In times like these, religion isn't going to get you through, not with calm assurance.  It's just not enough, because it's not what we were designed for.  Here's what I mean. 

Timothy Keller writes:

How Religion works: If I obey and please God, then He will accept and love me.

So when someone says to me, "Good thing you have your religion/your faith to see you through." my concern is that they are thinking, "Mike and Judy, they're good people and they have faith in God. Their faith will give them the strength to see them through."  Inadvertently, there's a thought that the source of the strength is me, is my faith, is my belief.  Please, let me assure you, that's incorrect; I am not a good person; I fully agree with the Bible (Jeremiah 17:9) that my "heart is deceitful, above all else, and desperately wicked".  And my adherence to a set of rules or traditions, or my membership in an institution, no matter how devoted, will leave me wondering, when my world is rocked, "What was it all for?"


Timothy Keller goes on to remind us that the message of the Bible is that God is already loving us while we are waving are fists in His face and saying "NO!"  It was out of His love for us that He created us in the first place.  He desired to have a relationship with us.   He created the first man, had him recognize his need of a partner and created a woman for him, and then spent regular time with the two of them in relationship.  How do we know that?  When they had rebelled against Him and eaten the fruit from the one tree out of thousands He had instructed them not to eat of, it says that "they heard the sound of the Lord God walking in the garden ... and the man and his wife hid themselves..." (Gen. 3:8)  How did they recognize the sound of God walking in the garden, unless that was what He did on a regular basis and it was familiar to them? He's not a God of religion; in fact, time and again in the Old Testament, He tells the nation of Israel things like "...this people ... honour Me with their lips, but have removed their hearts far from Me, and their fear toward Me is tradition by the precept of men..."  Does God desire the "tradition"? Or does He desire a willing heart?
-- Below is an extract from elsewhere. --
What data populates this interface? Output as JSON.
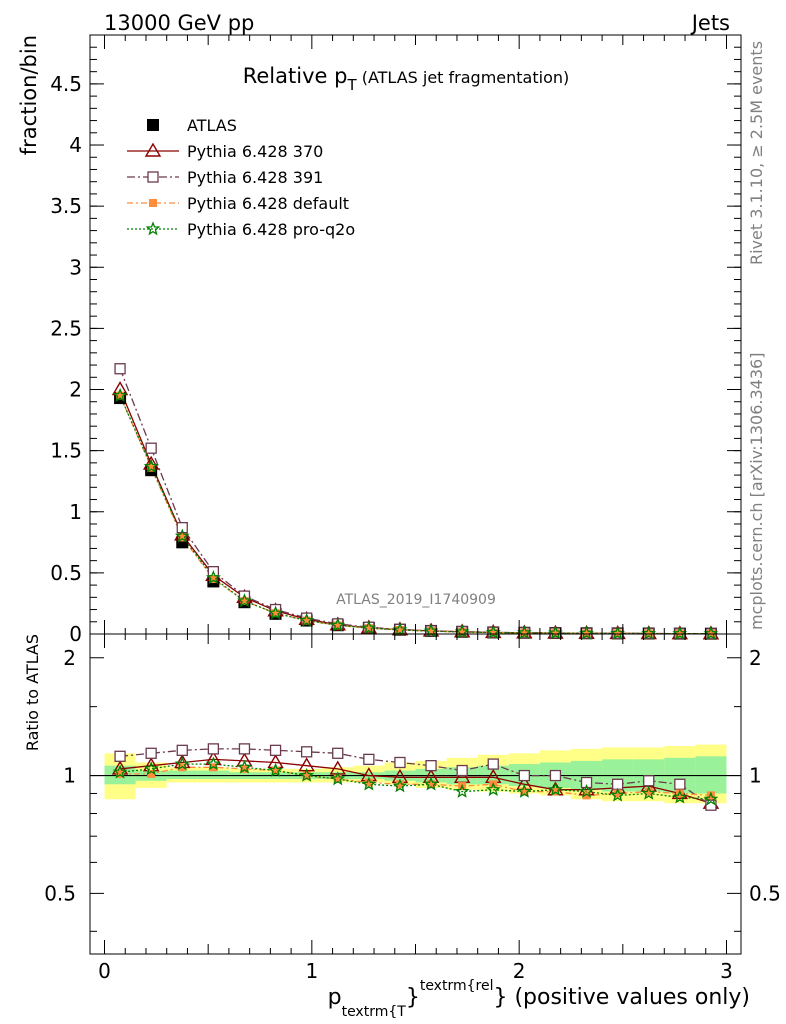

In Acts 19:11-20, some men who were the "sons of Sceva" were trying to do what Paul had been doing, in terms of healing people and freeing them from demonic spirits.  They tried to use Paul's words, "In the name of Christ whom Paul preaches ..." to invoke the power, as if it was about using some kind of algorithm to manipulate God into doing what they wanted.  It went very badly for them! I guess that's what I think of when I hear the term "religious".  When I was "religious", I treated God somewhat like a lucky rabbit's foot.  I'll "do church", live clean, behave morally, and thereby God will be obliged to do what I want of Him.  It was all a facade, a thin veneer.  Underneath it all was a heart that was very broken and rebellious!  God had to teach me that He wanted my heart; He desired my obedience and devotion as a result of seeing His overwhelming love for me, a love willing to go to the extent that He did not even withhold the Son He loved, but sent Him to die to make it possible for me to be forgiven and to be in relationship with Him.

Knowing how much I am loved by the God of the universe is the only thing that is constant and certain when all around me seems to be crumbling.  At David's funeral, we sang an old children's hymn, that I had learned when I was a little boy and that I would often sing to both my kids when they were little and lying in bed, getting ready to go to sleep.

I am so glad that our Father in heaven
Tells of His love in the Book He has given.
Wonderful things in the Bible I see
This is the dearest, that Jesus loves me!

Though I forget Him and wander away
Still He does love me wherever I stray
Back to His dear loving arms would I flee
When I remember that Jesus loves me!

Oh, if there's only one song I can sing
When in His beauty I see the Great King
This shall my song in eternity be:
"Oh, what a wonder that Jesus loves me!"

Chorus:  I am so glad that Jesus loves me, Jesus loves me, Jesus loves me!
I am so glad that Jesus loves me, Jesus loves even me!

Paul, in writing to the Corinthians, says (I Cor. 13:13) "And now these three remain: faith, hope and love. But the greatest of these is love."